Hip Hop legend Nas, executive producer and narrator of Smoke

Nas is lending his talents to a new documentary, Smoke: Marijuana + Black America.

Hip Hop legend Nas is the executive producer and narrator of a new documentary, Smoke: Marijuana + Black America. The documentary will premiere as a two-hour special for BET examining marijuana’s multi-faceted impact on the U.S., and African Americans in particular.

Smoke is told through the lens of aficionados, policymakers, advocates, and innovators in the booming legal cannabis industry, and features several notable individuals, including Democratic VP candidate Sen. Kamala D. Harris, Sen. Cory Booker, Illinois governor J.B. Pritzker, Rep. Barbara Lee, former NBA player and cannabis investor Al Harrington, WNBA superstar Cheyenne Parker, former NFL star Ricky Williams, rap star Ty Dolla $ign, Columbia University professor Carl Hart and more.

“The world has finally begun opening up to the cannabis industry the way I feel it should have years ago,” Nas said in a statement. “Even still, hate exists in this business for Black people, and that is something that sickens me and should be recognized for its blatant evil. The people that have been locked up for marijuana should not only be freed but receive restitution for the damage done to them by outdated laws. It’s important to spread awareness on this, and that’s why everyone needs to make sure they tune in and watch the documentary ‘SMOKE!’”

The doc traces the complex legacy of marijuana in the Black community, with initial use being predominately recreational. However, the criminalization of cannabis came out of mainly racial and political dynamics. America’s supposed war on drugs systematically targeted marijuana use in the Black community, while turning a symbolic and tangible blind eye to such use in white communities. The result: racially disproportionate numbers of arrests and convictions.

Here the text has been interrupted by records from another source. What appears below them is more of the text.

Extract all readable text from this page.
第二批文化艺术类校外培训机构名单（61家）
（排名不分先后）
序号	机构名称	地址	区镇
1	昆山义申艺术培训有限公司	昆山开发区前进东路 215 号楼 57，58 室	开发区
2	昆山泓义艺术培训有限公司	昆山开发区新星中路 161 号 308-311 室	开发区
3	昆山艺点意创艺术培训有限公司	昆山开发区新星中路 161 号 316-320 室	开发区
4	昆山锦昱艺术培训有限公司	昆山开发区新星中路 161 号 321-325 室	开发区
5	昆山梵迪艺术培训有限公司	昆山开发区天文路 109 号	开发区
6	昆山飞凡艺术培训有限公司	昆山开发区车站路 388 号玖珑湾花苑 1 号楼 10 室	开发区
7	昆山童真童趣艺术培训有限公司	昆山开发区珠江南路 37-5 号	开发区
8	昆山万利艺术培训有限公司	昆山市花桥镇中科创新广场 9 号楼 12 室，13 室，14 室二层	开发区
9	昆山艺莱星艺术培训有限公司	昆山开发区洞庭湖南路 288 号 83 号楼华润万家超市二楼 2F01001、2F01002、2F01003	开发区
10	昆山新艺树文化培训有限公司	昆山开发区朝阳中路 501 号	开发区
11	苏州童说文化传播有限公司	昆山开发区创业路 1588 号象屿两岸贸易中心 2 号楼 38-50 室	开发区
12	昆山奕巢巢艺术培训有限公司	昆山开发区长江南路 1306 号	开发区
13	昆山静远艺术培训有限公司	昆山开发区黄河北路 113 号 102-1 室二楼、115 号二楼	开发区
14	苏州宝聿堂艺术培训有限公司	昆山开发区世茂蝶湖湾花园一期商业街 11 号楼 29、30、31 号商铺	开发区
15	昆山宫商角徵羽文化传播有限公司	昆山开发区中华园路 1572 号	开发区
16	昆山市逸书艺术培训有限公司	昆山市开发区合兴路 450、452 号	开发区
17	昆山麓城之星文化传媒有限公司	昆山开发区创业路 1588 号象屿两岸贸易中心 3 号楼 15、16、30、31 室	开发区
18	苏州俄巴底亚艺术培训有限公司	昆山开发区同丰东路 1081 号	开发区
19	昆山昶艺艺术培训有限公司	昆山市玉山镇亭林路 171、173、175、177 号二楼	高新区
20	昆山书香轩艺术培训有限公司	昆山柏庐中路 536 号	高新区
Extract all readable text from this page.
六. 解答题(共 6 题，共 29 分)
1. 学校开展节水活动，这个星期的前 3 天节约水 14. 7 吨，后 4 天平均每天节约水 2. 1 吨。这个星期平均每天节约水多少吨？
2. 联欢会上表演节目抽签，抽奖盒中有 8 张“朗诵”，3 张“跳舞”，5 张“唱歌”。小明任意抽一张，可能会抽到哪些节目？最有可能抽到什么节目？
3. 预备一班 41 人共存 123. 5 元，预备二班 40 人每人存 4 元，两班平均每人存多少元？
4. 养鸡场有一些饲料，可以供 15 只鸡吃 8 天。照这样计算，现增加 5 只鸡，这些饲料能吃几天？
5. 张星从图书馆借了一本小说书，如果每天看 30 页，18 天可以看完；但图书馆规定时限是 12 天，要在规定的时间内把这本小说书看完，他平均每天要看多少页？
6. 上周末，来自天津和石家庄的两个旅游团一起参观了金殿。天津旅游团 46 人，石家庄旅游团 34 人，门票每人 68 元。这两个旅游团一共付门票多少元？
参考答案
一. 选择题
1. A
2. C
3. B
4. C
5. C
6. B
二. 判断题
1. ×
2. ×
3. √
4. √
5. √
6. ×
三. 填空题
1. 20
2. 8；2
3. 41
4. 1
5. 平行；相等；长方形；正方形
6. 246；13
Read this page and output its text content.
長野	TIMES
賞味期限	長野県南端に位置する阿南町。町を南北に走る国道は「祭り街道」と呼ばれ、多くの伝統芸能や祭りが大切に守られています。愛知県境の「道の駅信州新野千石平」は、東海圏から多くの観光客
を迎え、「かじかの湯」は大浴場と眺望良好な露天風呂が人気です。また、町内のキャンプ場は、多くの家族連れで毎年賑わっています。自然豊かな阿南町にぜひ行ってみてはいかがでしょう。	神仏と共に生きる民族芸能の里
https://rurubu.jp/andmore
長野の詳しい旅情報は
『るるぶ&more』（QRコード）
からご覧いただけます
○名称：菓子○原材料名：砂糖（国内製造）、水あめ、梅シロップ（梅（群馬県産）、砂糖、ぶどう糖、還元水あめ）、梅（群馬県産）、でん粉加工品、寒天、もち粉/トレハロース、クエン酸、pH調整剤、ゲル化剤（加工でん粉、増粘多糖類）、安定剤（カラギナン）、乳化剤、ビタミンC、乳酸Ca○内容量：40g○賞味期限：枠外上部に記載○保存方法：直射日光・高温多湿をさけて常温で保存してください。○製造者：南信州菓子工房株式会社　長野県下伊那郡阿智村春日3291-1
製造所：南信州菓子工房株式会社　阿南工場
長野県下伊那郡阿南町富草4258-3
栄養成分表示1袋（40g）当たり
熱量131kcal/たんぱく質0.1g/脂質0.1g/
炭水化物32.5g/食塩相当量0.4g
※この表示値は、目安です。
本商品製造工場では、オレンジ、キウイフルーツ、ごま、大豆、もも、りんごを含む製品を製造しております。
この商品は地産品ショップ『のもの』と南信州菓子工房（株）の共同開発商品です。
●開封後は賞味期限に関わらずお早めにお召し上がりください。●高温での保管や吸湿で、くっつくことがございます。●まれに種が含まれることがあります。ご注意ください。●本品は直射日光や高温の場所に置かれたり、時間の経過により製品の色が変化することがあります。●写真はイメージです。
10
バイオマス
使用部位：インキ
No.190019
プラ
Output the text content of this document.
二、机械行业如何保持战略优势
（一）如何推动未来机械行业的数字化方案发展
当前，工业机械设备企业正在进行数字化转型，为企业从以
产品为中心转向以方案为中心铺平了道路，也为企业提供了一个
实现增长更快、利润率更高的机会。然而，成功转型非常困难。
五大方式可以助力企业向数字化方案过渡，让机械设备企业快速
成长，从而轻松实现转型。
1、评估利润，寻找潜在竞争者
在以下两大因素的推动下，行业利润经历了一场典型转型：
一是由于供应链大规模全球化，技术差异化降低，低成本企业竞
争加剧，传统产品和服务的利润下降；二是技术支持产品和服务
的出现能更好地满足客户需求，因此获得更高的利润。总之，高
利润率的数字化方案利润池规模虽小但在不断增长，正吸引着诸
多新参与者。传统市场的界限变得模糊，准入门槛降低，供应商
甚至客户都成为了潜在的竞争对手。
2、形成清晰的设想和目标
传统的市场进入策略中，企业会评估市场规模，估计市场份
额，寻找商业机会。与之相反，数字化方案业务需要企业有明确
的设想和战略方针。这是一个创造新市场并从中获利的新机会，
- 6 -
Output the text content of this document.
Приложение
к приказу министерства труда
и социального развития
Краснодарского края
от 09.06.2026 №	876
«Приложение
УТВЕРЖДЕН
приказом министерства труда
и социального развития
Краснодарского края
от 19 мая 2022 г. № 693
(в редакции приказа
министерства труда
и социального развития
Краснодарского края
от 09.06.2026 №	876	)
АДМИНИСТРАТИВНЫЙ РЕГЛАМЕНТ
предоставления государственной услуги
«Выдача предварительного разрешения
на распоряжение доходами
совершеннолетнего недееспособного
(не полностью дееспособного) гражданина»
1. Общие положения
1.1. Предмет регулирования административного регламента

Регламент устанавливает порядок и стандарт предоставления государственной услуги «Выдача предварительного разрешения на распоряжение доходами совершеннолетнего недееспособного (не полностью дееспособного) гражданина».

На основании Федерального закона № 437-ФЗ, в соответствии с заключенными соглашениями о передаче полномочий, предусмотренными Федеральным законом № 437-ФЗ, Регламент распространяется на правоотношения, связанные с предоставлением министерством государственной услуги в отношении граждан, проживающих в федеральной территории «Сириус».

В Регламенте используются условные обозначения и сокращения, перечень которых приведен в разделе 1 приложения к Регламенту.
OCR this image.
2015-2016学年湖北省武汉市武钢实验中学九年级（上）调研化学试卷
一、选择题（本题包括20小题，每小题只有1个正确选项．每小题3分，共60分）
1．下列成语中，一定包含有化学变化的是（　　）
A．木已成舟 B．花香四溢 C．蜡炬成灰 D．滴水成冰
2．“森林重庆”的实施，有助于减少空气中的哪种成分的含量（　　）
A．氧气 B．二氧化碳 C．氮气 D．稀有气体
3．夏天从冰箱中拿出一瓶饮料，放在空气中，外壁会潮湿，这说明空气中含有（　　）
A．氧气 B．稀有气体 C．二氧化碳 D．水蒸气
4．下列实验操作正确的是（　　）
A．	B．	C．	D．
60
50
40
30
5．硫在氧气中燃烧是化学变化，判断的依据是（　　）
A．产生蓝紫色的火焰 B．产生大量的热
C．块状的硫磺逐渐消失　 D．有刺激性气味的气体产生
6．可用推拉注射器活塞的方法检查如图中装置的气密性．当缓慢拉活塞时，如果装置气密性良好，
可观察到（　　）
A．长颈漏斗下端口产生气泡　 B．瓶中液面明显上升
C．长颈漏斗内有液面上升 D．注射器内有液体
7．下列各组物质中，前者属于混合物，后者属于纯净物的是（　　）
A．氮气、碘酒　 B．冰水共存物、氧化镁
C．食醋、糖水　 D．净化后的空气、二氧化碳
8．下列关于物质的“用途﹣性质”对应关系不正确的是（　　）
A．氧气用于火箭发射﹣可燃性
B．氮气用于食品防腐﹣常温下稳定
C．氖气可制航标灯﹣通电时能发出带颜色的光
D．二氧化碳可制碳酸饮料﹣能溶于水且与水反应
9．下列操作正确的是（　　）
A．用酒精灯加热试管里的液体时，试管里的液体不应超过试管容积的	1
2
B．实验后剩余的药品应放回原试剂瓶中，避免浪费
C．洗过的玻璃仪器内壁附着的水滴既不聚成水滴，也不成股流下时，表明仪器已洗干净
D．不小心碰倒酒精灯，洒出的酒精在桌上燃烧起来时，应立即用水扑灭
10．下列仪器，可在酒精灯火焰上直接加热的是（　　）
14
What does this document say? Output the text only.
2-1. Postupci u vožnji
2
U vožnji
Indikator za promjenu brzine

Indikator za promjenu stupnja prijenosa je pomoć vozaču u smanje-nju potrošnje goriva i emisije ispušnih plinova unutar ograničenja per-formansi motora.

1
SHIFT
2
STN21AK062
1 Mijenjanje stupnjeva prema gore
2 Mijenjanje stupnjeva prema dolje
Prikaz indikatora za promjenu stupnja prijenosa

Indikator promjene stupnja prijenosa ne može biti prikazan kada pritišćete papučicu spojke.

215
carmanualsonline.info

Smoke also reveals painful ironies, or hypocrisies, like the story of California man, Corvain Cooper, who is serving a life sentence for selling marijuana in the same neighborhood where legal dispensaries now operate in the open. In 2014, Cooper, then 34, was handed a life sentence by the feds for marijuana trafficking and financial crimes.

Smoke also puts the spotlight on African American athletes, including Williams, Parker and others who have risked their careers by openly embracing their use of cannabis. Smoke: Marijuana + Black America premieres Nov. 18 at 19 pm central (10 pm eastern) on BET.